Goodall's love of animals had carried her deep into Africa and allowed her to make many discoveries, but she was not a trained scientist.
Leakey told her that if she wanted to continue her research, she would have to go back to school.
In 1962, Goodall returned to England and entered Cambridge University.
There, she faced criticism from scientists who challenged her research methods.
They argued that Goodall's practice of identifying the chimps by names instead of numbers showed affection for them, and her feelings could make it impossible for her to be objective about their behavior.
Others said that the emotions Goodall claimed to see in the chimps—such as joy, sadness, or jealousy—could never be verified.
Undaunted, Goodall completed her Ph.D. and returned to Africa to study the chimpanzees for another decade.
In 1967, she married and had a son.
Although she still spent time with the chimps, Goodall hired students to carry on the day-to-day work at Gombe.
She began to write about the chimpanzees, completing her first book, In the Shadow of Man, in 1971. In the Shadow of Man
In 1986, Harvard University published Goodall's The Chimpanzees of Gombe:
Patterns of Behavior to wide acclaim, and she was recognized as one of the world's foremost primate experts. The Chimpanzees of Gombe
By 1980, Goodall had begun to travel around the world, speaking about the chimpanzees of Gombe and their habitat.
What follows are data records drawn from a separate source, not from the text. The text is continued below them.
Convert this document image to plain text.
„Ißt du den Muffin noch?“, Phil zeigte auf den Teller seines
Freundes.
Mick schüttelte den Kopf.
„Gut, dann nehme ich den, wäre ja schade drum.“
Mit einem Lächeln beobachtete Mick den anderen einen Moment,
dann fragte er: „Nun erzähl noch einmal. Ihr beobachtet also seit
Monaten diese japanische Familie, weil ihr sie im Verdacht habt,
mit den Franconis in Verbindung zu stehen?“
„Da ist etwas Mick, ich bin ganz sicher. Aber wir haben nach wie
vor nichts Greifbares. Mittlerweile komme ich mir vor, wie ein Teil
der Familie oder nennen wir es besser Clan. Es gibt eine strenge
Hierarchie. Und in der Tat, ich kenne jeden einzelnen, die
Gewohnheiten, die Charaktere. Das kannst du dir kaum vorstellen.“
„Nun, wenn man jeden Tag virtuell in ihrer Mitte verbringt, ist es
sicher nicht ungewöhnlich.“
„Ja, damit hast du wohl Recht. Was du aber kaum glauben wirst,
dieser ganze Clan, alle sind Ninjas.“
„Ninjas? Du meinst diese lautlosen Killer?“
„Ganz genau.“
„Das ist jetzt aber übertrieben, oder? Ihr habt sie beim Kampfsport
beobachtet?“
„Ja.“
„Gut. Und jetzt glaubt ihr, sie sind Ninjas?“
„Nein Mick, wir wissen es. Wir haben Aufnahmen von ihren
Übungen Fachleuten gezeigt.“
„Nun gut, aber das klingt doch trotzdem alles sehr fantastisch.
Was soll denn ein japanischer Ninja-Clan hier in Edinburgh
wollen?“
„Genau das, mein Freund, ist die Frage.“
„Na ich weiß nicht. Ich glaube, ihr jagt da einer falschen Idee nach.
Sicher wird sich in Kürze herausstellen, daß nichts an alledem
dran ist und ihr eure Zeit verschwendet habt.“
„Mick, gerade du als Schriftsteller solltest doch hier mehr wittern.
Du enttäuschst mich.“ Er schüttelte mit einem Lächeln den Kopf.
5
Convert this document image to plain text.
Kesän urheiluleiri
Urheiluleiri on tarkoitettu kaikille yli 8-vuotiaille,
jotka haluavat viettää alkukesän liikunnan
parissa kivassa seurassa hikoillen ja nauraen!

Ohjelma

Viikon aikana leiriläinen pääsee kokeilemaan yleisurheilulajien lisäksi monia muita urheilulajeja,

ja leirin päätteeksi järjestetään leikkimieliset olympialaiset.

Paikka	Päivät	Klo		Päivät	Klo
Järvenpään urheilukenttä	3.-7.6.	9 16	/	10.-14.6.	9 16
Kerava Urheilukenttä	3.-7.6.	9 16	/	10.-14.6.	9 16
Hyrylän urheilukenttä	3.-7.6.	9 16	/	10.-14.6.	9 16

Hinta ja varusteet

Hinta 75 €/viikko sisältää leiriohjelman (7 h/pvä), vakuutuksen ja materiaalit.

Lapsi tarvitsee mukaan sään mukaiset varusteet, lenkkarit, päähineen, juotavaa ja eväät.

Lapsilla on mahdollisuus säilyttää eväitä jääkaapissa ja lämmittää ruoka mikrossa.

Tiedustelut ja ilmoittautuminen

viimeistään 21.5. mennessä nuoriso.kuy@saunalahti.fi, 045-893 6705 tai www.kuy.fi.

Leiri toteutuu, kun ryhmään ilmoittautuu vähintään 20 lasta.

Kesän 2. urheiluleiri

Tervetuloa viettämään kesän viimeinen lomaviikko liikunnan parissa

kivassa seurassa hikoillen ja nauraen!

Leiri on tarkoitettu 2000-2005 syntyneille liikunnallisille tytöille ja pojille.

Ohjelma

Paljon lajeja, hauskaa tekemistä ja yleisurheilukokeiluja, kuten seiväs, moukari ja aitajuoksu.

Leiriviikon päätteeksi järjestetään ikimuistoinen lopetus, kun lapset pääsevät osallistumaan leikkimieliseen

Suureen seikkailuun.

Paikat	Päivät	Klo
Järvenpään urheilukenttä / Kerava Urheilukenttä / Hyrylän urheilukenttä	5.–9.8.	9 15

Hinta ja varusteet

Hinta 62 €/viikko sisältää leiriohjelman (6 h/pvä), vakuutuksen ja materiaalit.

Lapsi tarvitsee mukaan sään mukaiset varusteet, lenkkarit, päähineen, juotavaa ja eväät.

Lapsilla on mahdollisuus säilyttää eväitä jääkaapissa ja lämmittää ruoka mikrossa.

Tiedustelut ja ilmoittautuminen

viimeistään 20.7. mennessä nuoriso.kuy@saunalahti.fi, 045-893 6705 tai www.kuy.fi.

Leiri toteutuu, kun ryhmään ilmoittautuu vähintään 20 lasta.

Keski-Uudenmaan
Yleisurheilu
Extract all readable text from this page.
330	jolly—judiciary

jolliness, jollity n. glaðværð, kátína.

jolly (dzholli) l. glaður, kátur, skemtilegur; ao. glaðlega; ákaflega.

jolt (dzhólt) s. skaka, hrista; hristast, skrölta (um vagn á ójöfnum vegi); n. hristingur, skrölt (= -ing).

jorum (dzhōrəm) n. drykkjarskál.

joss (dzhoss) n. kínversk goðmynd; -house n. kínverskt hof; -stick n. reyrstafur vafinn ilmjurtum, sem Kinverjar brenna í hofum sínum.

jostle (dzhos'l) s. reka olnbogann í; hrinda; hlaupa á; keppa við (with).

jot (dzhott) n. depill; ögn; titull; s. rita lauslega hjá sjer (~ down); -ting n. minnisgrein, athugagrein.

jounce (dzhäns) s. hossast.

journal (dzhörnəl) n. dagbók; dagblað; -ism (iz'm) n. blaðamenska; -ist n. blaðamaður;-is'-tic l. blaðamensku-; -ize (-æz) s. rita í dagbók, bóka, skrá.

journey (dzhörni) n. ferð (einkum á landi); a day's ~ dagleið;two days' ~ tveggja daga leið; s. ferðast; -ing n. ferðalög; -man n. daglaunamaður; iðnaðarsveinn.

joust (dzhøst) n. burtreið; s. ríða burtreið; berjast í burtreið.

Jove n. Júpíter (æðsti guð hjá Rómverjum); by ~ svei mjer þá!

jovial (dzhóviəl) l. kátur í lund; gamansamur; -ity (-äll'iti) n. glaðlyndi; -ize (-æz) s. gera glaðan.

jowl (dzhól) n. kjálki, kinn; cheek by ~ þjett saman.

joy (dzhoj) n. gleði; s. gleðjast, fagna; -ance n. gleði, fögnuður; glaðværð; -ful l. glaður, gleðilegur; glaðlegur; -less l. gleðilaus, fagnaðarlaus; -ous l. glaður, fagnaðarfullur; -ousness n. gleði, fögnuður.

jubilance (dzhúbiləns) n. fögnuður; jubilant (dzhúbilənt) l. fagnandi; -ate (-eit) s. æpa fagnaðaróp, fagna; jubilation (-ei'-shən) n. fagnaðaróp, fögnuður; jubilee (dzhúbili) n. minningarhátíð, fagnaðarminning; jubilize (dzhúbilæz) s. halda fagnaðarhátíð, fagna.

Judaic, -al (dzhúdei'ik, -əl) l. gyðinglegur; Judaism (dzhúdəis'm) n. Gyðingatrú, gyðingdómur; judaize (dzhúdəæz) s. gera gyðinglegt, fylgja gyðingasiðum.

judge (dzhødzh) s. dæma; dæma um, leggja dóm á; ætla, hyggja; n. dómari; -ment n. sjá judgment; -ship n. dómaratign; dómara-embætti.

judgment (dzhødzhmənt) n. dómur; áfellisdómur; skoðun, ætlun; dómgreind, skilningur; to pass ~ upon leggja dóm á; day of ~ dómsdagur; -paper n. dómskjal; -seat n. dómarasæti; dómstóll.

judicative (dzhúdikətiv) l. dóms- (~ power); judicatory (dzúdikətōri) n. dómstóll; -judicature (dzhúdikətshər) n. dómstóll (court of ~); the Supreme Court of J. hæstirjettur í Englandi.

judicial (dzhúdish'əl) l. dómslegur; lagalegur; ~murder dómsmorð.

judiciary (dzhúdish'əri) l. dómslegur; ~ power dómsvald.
People were finally starting to understand humankind's impact on the environment; many animal species were on the verge of extinction, and natural resources were being spent faster than they could be renewed.
Goodall realized that humans were the only animals capable of destroying the very planet that sustained them.
She believed that people everywhere would have to work together to protect the planet for all living things.
Her tireless work on behalf of animals, humans, and the environment prompted the Secretary General of the United Nations to name her a Messenger of Peace in 2002.
Today, Jane Goodall continues to share her ideas about how to preserve and improve the world for all its inhabitants.
The Jane Goodall Institute for Wildlife Research, Education and Conservation, founded in 1971, strives to protect animals and nurture the environment.
Goodall's Roots & Shoots organization offers a youth program with more than eight thousand groups in nearly one hundred countries.
Through Roots & Shoots, young people learn ways to better the world by completing projects that promote care and concern for animals, the environment, and the human community.
"Everybody must remember that every one of us makes a difference, and we have a choice," said Goodall in a May 2008 interview.
Fifty years after she met David Greybeard in the African wilderness, Goodall points to four things that give her hope for the future—the human brain, the human spirit, the determination of young people, and the resilience of nature.